Un premier rapport d’évaluation sera publié à la fin du premier trimestre 2026. Il relèvera les avancées, telles que la création d’unités mobiles juridiques, et les obstacles, notamment l’insuffisance d’abris d’urgence dans les zones rurales enclavées.

Nous encourageons également la tenue d’un forum annuel réunissant préfets, organisations féminines et partenaires techniques afin d’harmoniser les indicateurs de suivi. L’efficacité collective dépendra de cette capacité de dialogue structuré.

Mobilisation citoyenne et responsabilité partagée

Au-delà des textes, la réussite de cette nouvelle gouvernance repose sur l’implication des habitantes. Les réseaux communautaires, déjà actifs lors des campagnes de vaccination, pourraient devenir des relais d’alerte indispensables en cas de violences ou de mariage précoce.

La radio communautaire, encore écoutée par plus de 70 % des ménages ruraux, sera un outil de sensibilisation privilégié. Plus d’émissions en langues locales sur les droits des femmes sont annoncées, en partenariat avec les services communication des préfectures.

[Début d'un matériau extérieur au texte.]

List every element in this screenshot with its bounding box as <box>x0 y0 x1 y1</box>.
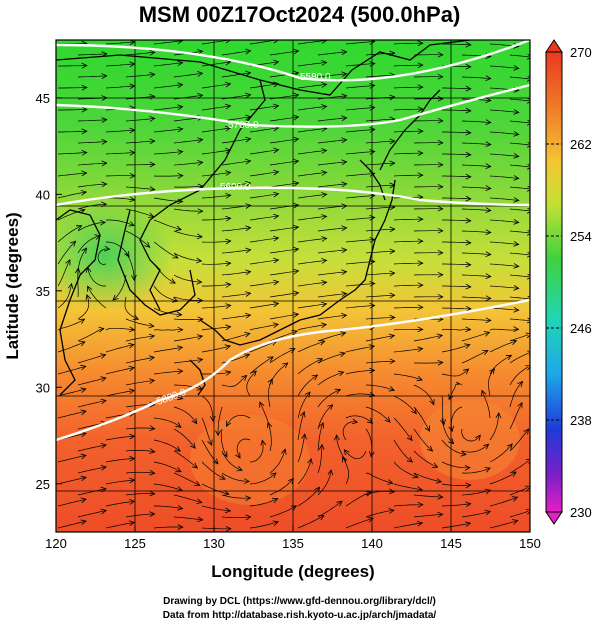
footer-source: Data from http://database.rish.kyoto-u.a… <box>0 610 599 621</box>
x-axis-label: Longitude (degrees) <box>211 562 374 581</box>
colorbar-tick-label: 262 <box>570 137 592 152</box>
colorbar-tick-label: 246 <box>570 321 592 336</box>
colorbar-tick-label: 270 <box>570 45 592 60</box>
x-tick-label: 130 <box>203 536 225 551</box>
footer-credit: Drawing by DCL (https://www.gfd-dennou.o… <box>0 596 599 607</box>
contour-label-5600: 5600.0 <box>220 182 251 193</box>
temperature-field: 5580.0 5700.0 5600.0 5880.0 <box>35 38 533 532</box>
contour-label-5580: 5580.0 <box>300 72 331 83</box>
x-tick-label: 150 <box>519 536 541 551</box>
colorbar-tick-label: 238 <box>570 413 592 428</box>
colorbar: 270 262 254 246 238 230 <box>546 40 592 524</box>
x-tick-label: 135 <box>282 536 304 551</box>
x-tick-label: 145 <box>440 536 462 551</box>
y-tick-label: 30 <box>36 380 50 395</box>
y-tick-label: 45 <box>36 91 50 106</box>
x-tick-label: 120 <box>45 536 67 551</box>
y-tick-label: 25 <box>36 477 50 492</box>
colorbar-tick-label: 254 <box>570 229 592 244</box>
x-tick-label: 125 <box>124 536 146 551</box>
x-tick-label: 140 <box>361 536 383 551</box>
contour-label-5700: 5700.0 <box>228 120 259 131</box>
y-tick-label: 40 <box>36 187 50 202</box>
y-tick-label: 35 <box>36 284 50 299</box>
colorbar-tick-label: 230 <box>570 505 592 520</box>
y-axis-label: Latitude (degrees) <box>3 212 22 359</box>
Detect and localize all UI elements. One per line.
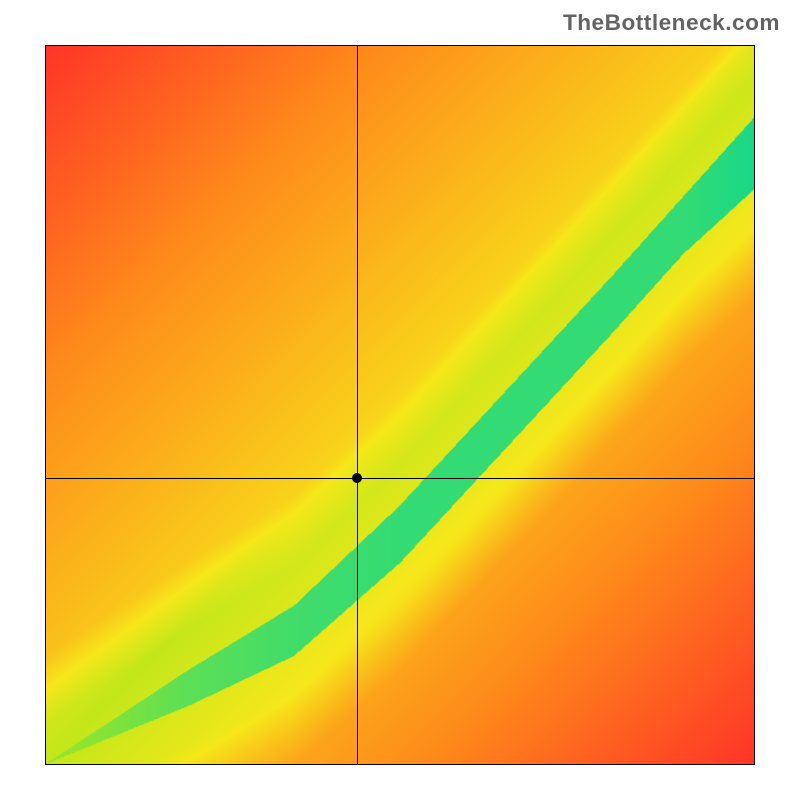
watermark-text: TheBottleneck.com [563,10,780,36]
heatmap-canvas [46,46,754,764]
heatmap-plot [45,45,755,765]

Enfin, la digitalisation des plaintes testée à Brazzaville devrait être étendue. Ce dispositif, accessible via smartphone, permet aux victimes d’obtenir un numéro de dossier et un rendez-vous sans se déplacer, limitant les risques de représailles familiales.

Perspectives économiques pour l’autonomie féminine

Plusieurs préfets ont inscrit dans leur programme l’appui aux coopératives féminines d’agriculture et d’artisanat. À Dolisie, Micheline Nguessimi envisage la création d’un fonds départemental de microcrédit, alimenté par le partenariat public-privé, pour soutenir les initiatives génératrices de revenus.

Le Programme des Nations unies pour le développement se dit prêt à fournir un accompagnement technique. Selon sa représentante, « la stabilité institutionnelle actuelle offre un cadre propice à l’investissement social », condition essentielle pour que les femmes rurales transforment durablement leurs revenus.